ホワイトハウスの政策アドバイザー、スティーブン・ミラー氏は2月にABCニュースに対して次のように語っていた。「ニューハンプシャーで選挙前に働いていましたので、バスで投票者を連れてきているという問題については、ニューハンプシャーの政治に関わる者なら誰でも知っていることだと言えます」
ジャスパー氏の調査結果はそのような訴えを証明するものではないが、一つの裏付けとなるものだ。その詳しい数字は次の通りだ。
- 6,540人が州外の免許証を提示して昨年11月8日に投票者登録して投票を行った。
- 8月30日の時点で15パーセント(1,014名)がニューハンプシャーの運転免許証の発行を受けた。
- 残りの5,526人のうち、ニューハンプシャーで自動車の登録をしていたのはわずか200人強(3.3パーセント)だった。

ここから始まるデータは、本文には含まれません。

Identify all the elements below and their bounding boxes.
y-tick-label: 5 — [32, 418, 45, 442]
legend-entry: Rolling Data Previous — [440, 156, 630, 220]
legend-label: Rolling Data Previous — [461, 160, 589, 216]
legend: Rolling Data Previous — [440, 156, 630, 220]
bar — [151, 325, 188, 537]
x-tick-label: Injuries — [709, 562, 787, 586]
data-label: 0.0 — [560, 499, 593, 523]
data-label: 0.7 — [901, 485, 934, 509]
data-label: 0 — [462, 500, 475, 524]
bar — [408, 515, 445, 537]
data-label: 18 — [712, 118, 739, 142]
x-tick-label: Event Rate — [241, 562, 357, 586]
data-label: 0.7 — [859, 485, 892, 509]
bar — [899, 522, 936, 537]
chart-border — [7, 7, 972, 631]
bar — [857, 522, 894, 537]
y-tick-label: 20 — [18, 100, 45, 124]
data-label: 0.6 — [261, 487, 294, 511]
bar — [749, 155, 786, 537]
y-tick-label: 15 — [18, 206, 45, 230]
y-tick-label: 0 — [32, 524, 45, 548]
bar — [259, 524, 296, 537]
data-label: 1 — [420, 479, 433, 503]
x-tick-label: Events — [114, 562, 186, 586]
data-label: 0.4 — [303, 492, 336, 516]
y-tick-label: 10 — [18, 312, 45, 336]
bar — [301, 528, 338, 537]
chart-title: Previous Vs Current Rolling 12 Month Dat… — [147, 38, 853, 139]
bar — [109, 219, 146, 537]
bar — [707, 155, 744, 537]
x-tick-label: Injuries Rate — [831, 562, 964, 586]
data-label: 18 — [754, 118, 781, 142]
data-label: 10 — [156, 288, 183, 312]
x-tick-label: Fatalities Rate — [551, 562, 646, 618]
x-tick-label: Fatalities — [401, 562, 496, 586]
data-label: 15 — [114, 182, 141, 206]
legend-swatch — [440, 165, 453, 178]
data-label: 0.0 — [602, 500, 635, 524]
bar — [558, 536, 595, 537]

ニューハンプシャーの法律では、州の免許証を取得するのに居住が確定してから60日を要する。
しかし、11月8日に州外の運転免許証を使用して投票者の登録をした人のうち、80パーセント以上が10カ月以上たった後も州の免許証を持っておらず、また自動車の登録も行っていなかった。
二重投票は違法であり、196人がニューハンプシャーと他の州で投票した容疑で捜査を受けている。
大統領選挙で、ニューハンプシャーでは民主党のヒラリー・クリントンが2,736票差で共和党のドナルド・トランプを破っていた。上院議員を争う選挙では、民主党の挑戦者であるマギー・ハッサンが共和党現職候補のケリー・アヨッテに1,017票差で勝っていた。
不正投票を調査しているパブリック・インタレスト・リーガル・ファウンデーション(Public Interest Legal Foundation)の広報担当ローガン・チャーチウェル氏は、ジャスパー氏の示した数字は同団体が調査した結果を裏付けるものだと述べた。同団体の調査結果では、ニューハンプシャーで居住地の証明なしに投票した人が多いとされている。
保守派の調査団体であるプロジェクト・ベリタスは、2016年の2月にニューハンプシャーで隠しカメラによる調査を行っている。
投票所の職員は、ベリタスの潜入捜査員に「投票するのに州に住んでいる必要はない」「マサチューセッツの運転免許証を使用できる」「身分証明書がなければ書式に記入するだけで良い」と話していた。
「ここに来れば投票してそのまま去っても構いません」と投票所の職員はベリタスに語っていた。
2月にホワイトハウスで上院議員との会談を行った際、トランプ氏はニューハンプシャーで負けたのは何千もの人がマサチューセッツから州境を跨いでやってきて投票したせいだと述べた。また、アヨッテ氏が負けたのも同じ理由、つまり不正投票のせいだと語った。
リベラル派のマスコミは、トランプ氏の訴えを一蹴していた。ボストン・グローブはそれを「事実無根」と評した。
ジャスパー氏にデータを提供した政府機関は、ニューハンプシャーからの転居者である可能性、ニューハンプシャーで運転したことがなかったか、運転をやめてしまった可能性などを考えられる原因として挙げた。また、ニューハンプシャーに居住したが州の免許を取得できなかった可能性もあるという見解だった。
政府機関が発行したデータを示す手紙自体には、州外の人間が不正投票をしたことを示唆する内容はない。
データが示す興味深い事実がもう一つある。6,033人が投票者登録のために居住地の宣誓供述書を書いていたが、国務省がその全員に手紙を送ったところ458通が宛先不明で戻ってきたということだ。